Find out what data Google and Facebook store about you. Then turn your data trail into an embroidery and become part of a vast, communal work of art. This was the call issued in the spring of 2022 from Trapholt. A total of 630 people from all over Denmark accepted the challenge and became part of the large project, which eventually produced the six-metre-tall artwork Data Mirror.
Whenever we go online, we leave data traces everywhere. The links we click, the things we Google and what we post on social media all paint a picture of our identity online. We are aware that companies use our data in commercial contexts, but do we have any real sense of the information floating out there about us?
In the spring of 2022, Trapholt invited the Danes to delve into their personal data through the creative channels of crafts. A total of 630 individuals and 34 drop-in centres became part of the project and, with the help of an algorithm developed for the purpose, examined their personal data trail and the information they leave behind on Facebook and Google. The participants then went on to convert these tracks into personal embroideries which together form the six-metre-tall Data Mirror. Textile artist Astrid Skibsted created the overall artistic vision subsequently brought to life by the many individual contributions. The artwork has emerged out of the meeting between the unifying artistic framework and the many individual contributions.
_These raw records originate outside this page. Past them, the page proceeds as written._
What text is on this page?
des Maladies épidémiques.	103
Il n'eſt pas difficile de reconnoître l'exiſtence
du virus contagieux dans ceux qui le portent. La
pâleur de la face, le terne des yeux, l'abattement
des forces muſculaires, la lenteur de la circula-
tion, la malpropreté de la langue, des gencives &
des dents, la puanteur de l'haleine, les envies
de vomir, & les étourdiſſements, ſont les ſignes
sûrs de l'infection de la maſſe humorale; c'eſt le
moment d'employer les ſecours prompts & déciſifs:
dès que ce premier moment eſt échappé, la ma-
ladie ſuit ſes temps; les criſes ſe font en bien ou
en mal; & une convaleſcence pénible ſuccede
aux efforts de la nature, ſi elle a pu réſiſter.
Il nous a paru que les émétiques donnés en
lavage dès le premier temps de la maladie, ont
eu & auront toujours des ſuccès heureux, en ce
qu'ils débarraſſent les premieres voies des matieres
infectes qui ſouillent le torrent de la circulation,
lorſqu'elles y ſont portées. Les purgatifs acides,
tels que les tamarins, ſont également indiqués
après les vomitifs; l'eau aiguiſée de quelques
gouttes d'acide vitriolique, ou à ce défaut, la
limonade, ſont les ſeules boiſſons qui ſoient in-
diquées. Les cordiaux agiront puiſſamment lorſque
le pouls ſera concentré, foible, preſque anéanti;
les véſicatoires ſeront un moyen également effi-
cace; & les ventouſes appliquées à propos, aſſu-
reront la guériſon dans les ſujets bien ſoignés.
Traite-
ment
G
The Data Mirror embraces the many personal embroidered contributions as well as handwoven lengths of textile. The latter pieces illustrate how the entire world is woven together by criss-crossing relationships. Weavers from weaving circles throughout the country helped create the textiles used in the work.
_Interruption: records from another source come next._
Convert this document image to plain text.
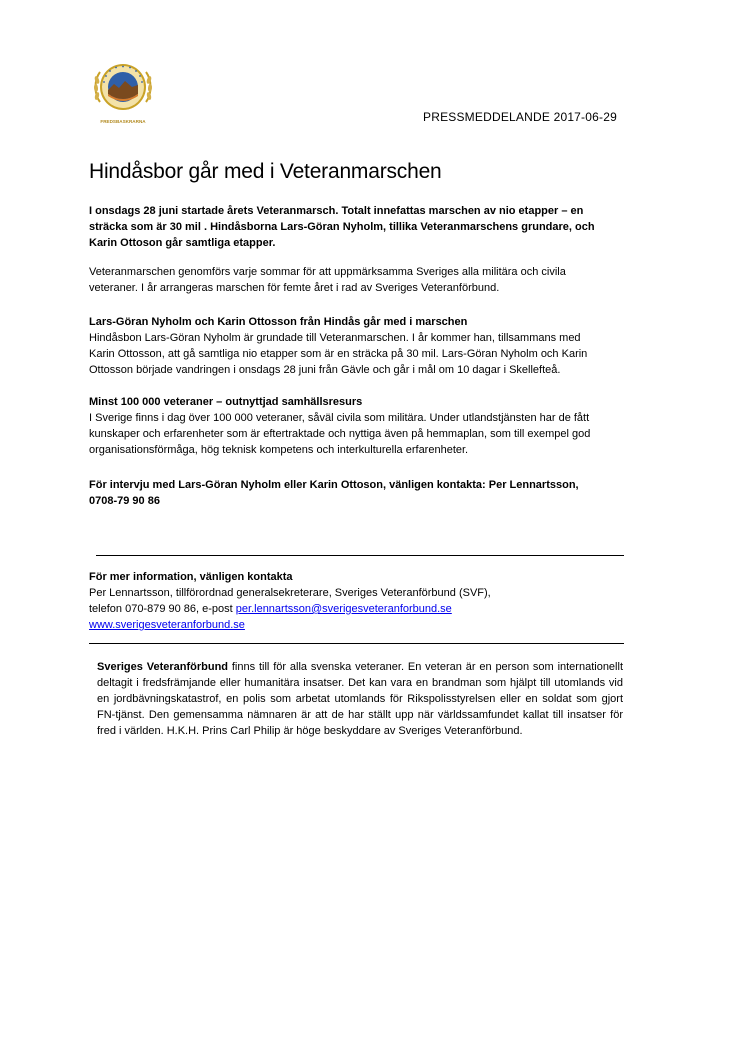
FREDSBASKRARNA	PRESSMEDDELANDE 2017-06-29
Hindåsbor går med i Veteranmarschen

I onsdags 28 juni startade årets Veteranmarsch. Totalt innefattas marschen av nio etapper – en

sträcka som är 30 mil . Hindåsborna Lars-Göran Nyholm, tillika Veteranmarschens grundare, och

Karin Ottoson går samtliga etapper.

Veteranmarschen genomförs varje sommar för att uppmärksamma Sveriges alla militära och civila

veteraner. I år arrangeras marschen för femte året i rad av Sveriges Veteranförbund.

Lars-Göran Nyholm och Karin Ottosson från Hindås går med i marschen

Hindåsbon Lars-Göran Nyholm är grundade till Veteranmarschen. I år kommer han, tillsammans med

Karin Ottosson, att gå samtliga nio etapper som är en sträcka på 30 mil. Lars-Göran Nyholm och Karin

Ottosson började vandringen i onsdags 28 juni från Gävle och går i mål om 10 dagar i Skellefteå.

Minst 100 000 veteraner – outnyttjad samhällsresurs

I Sverige finns i dag över 100 000 veteraner, såväl civila som militära. Under utlandstjänsten har de fått

kunskaper och erfarenheter som är eftertraktade och nyttiga även på hemmaplan, som till exempel god

organisationsförmåga, hög teknisk kompetens och interkulturella erfarenheter.

För intervju med Lars-Göran Nyholm eller Karin Ottoson, vänligen kontakta: Per Lennartsson,

0708-79 90 86

För mer information, vänligen kontakta

Per Lennartsson, tillförordnad generalsekreterare, Sveriges Veteranförbund (SVF),

telefon 070-879 90 86, e-post per.lennartsson@sverigesveteranforbund.se

www.sverigesveteranforbund.se

Sveriges Veteranförbund finns till för alla svenska veteraner. En veteran är en person som internationellt deltagit i fredsfrämjande eller humanitära insatser. Det kan vara en brandman som hjälpt till utomlands vid en jordbävningskatastrof, en polis som arbetat utomlands för Rikspolisstyrelsen eller en soldat som gjort FN-tjänst. Den gemensamma nämnaren är att de har ställt upp när världssamfundet kallat till insatser för fred i världen. H.K.H. Prins Carl Philip är höge beskyddare av Sveriges Veteranförbund.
The project was launched with a large, joint virtual workshop at the end of April, where several hundred people met up with Trapholt and Astrid Skibsted via Zoom. During the course of the project, Astrid Skibsted held virtual weekly ‘tips and tricks’ meetings where participants could get help, ‘meet’ the other participants and ask questions. At libraries and drop-in centres across the country, participants could pick up materials, receive guidance and take part in workshops and embroidery salons. Throughout the process, the participants were actively involved on the project’s Facebook page – sharing their thoughts, images and ideas with each other.
The Data Mirror is part of the major research project CraftVærk carried out by Trapholt in collaboration with Aarhus University, supported by the VELUX FOUNDATION. Here, we examine what jointly created artworks can do for the participants, the museum, society and art.
Trapholt has a long tradition of craft projects and participatory community art. Data Mirror follows in the wake of numerous previous projects, the most recent being Stitches Beyond Borders (2020), LIGHTHOPE (2020) and Among the Trees (2021). Trapholt has received several accolades for its community art projects, including the Dansk Kulturliv industry award and The Artmuseum Award 2021.